Cevap: Ağır cezayı gerektiren meşhut cürümlerde Cumhurbaşkanı yakalanabilir mi
üstadım gayet güzel açıklamışsınız ilginize teşekkür ederim
bu konu arkadaşlar arasındaki mütalaa dan hasıl oldu sizin yazdıklarınızı okudum ancak onlara bu cevap ile kendilerine tekrar söz hakkı tanımış olacağımı düşünüyorum şu halde mutlaka bir cevapları olacaktır halbuki ben isterdimki şu kanunun şu maddesine göre "ağır cezayı gerektiren meşhut cürümlerde yargılanır/yargılanmaz" deyip son noktayı koymalıydım
Cevap: Ağır cezayı gerektiren meşhut cürümlerde Cumhurbaşkanı yakalanabilir mi
O halde olaya farklı bir pencereden bakmaya çalışalım. Cumhurbaşkanının görev harici kişisel eylemlerinden ötürü yargılanır veya yargılanmaz diye açık bir yasal düzenleme yok. Ama Vatana İhanet suçunun da TCK'da tanımı yok. Peki Anayasamızda açıkça zikredilen,Cumhurbaşkanının suçlanarak yargılanabileceği konuda ceza takdiri neye göre yapılacaktır? Öyle ya... Hani kanunun suç saymadığı bir eylem ceza takdirine medar olamazdı?
Cevap: Ağır cezayı gerektiren meşhut cürümlerde Cumhurbaşkanı yakalanabilir mi
Doktrinde de tartışmalı olan bir konu...Anayasada veya ceza kanunlarında açık bir hüküm yok.Ancak fikrimce kıyasen yapılması gereken : milletvekili dokunulmazlığı gibi muamele görmesi ve yargılanması için anayasada belirtilen meclis 3/4 çoğunluğunun yargılansın demesidir.

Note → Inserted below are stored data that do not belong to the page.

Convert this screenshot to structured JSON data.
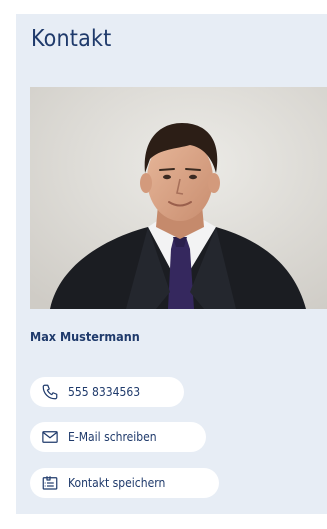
{
  "card": {
    "title": "Kontakt",
    "photo_alt": "Portrait of contact person",
    "name": "Max Mustermann"
  },
  "actions": {
    "phone": {
      "label": "555 8334563",
      "icon": "phone-icon"
    },
    "email": {
      "label": "E-Mail schreiben",
      "icon": "mail-icon"
    },
    "save": {
      "label": "Kontakt speichern",
      "icon": "contact-card-icon"
    }
  },
  "colors": {
    "card_background": "#e7edf5",
    "text_primary": "#1f3a6b",
    "pill_background": "#ffffff"
  }
}
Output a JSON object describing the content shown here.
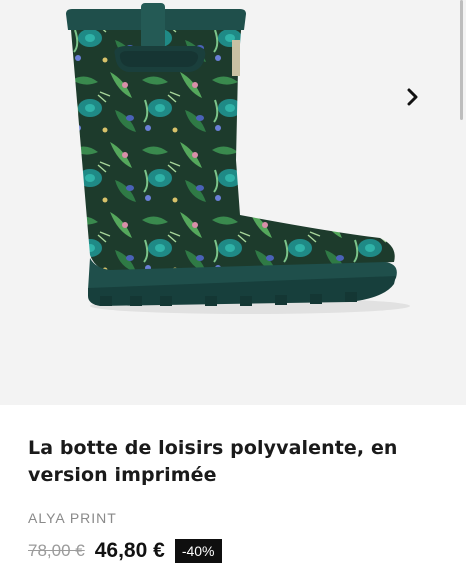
{
  "product": {
    "title": "La botte de loisirs polyvalente, en version imprimée",
    "brand": "ALYA PRINT",
    "old_price": "78,00 €",
    "new_price": "46,80 €",
    "discount": "-40%"
  },
  "gallery": {
    "next_icon": "chevron-right-icon",
    "image_alt": "rain-boot-floral-print"
  },
  "colors": {
    "boot_rubber": "#1f4f4b",
    "foliage_dark": "#1d3b2c",
    "foliage_green": "#2f7a45",
    "teal_flower": "#1f8a86",
    "badge_bg": "#0f0f0f"
  }
}
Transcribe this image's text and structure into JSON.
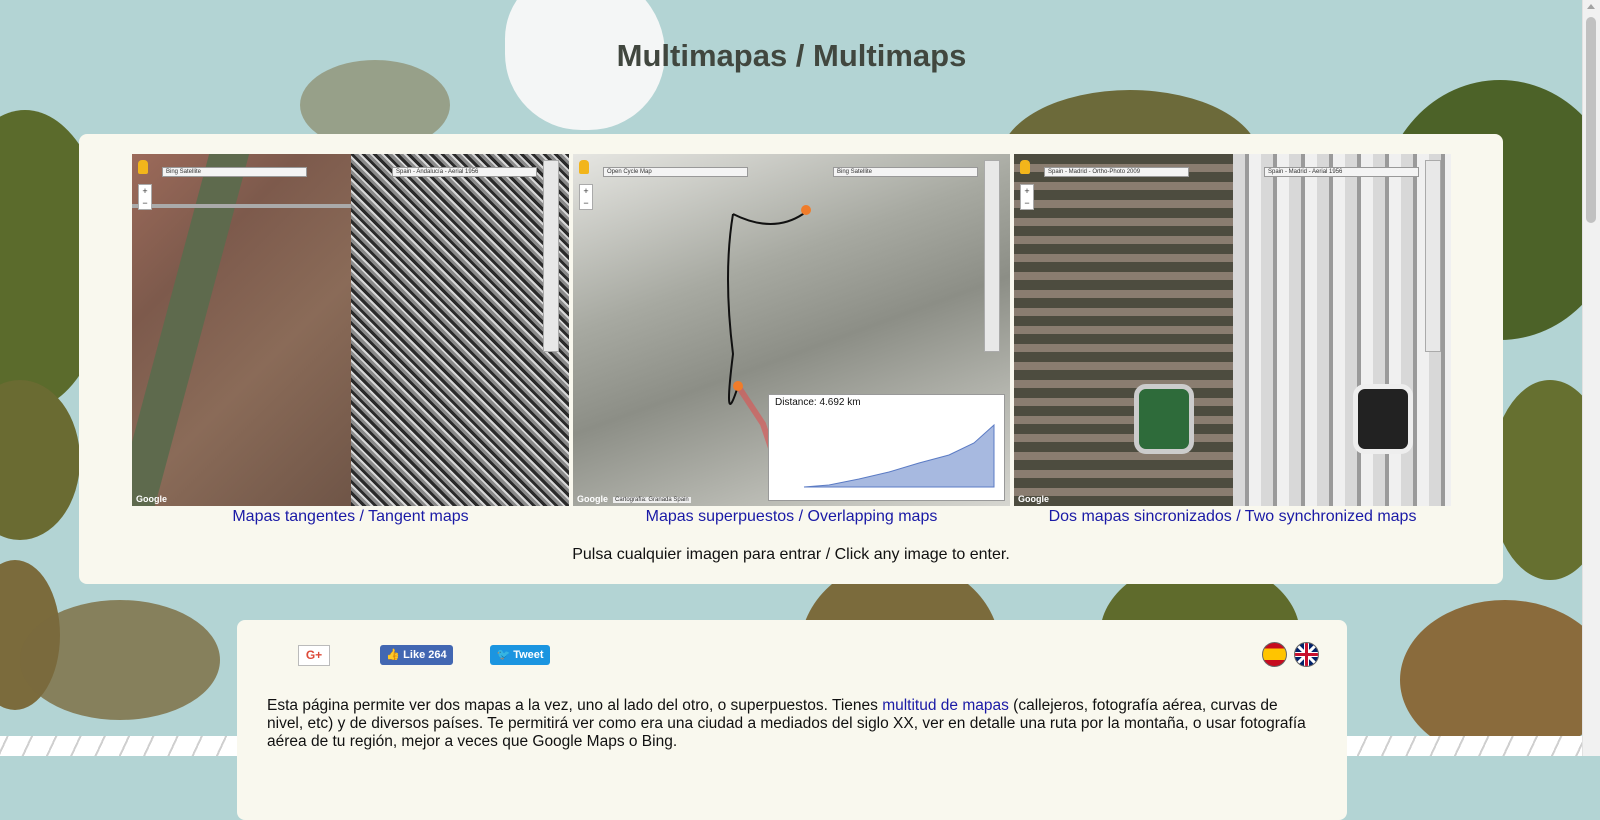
{
  "page": {
    "title": "Multimapas / Multimaps"
  },
  "gallery": {
    "items": [
      {
        "caption": "Mapas tangentes / Tangent maps",
        "left_select": "Bing Satellite",
        "right_select": "Spain - Andalucía - Aerial 1956"
      },
      {
        "caption": "Mapas superpuestos / Overlapping maps",
        "left_select": "Open Cycle Map",
        "right_select": "Bing Satellite",
        "distance_label": "Distance: 4.692 km",
        "attribution": "Cartografía: Granada Spain"
      },
      {
        "caption": "Dos mapas sincronizados / Two synchronized maps",
        "left_select": "Spain - Madrid - Ortho-Photo 2009",
        "right_select": "Spain - Madrid - Aerial 1956"
      }
    ],
    "google_label": "Google",
    "hint": "Pulsa cualquier imagen para entrar / Click any image to enter."
  },
  "social": {
    "gplus": "G+",
    "facebook": "Like 264",
    "twitter": "Tweet"
  },
  "languages": {
    "es_icon": "spain-flag-icon",
    "en_icon": "uk-flag-icon"
  },
  "intro": {
    "part1": "Esta página permite ver dos mapas a la vez, uno al lado del otro, o superpuestos. Tienes ",
    "link": "multitud de mapas",
    "part2": " (callejeros, fotografía aérea, curvas de nivel, etc) y de diversos países. Te permitirá ver como era una ciudad a mediados del siglo XX, ver en detalle una ruta por la montaña, o usar fotografía aérea de tu región, mejor a veces que Google Maps o Bing."
  }
}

Cevap: Ağır cezayı gerektiren meşhut cürümlerde Cumhurbaşkanı yakalanabilir mi
Alıntı:
ismail kılaz rumuzlu üyeden alıntı
O halde olaya farklı bir pencereden bakmaya çalışalım. Cumhurbaşkanının görev harici kişisel eylemlerinden ötürü yargılanır veya yargılanmaz diye açık bir yasal düzenleme yok. Ama Vatana İhanet suçunun da TCK'da tanımı yok. Peki Anayasamızda açıkça zikredilen,Cumhurbaşkanının suçlanarak yargılanabileceği konuda ceza takdiri neye göre yapılacaktır? Öyle ya... Hani kanunun suç saymadığı bir eylem ceza takdirine medar olamazdı?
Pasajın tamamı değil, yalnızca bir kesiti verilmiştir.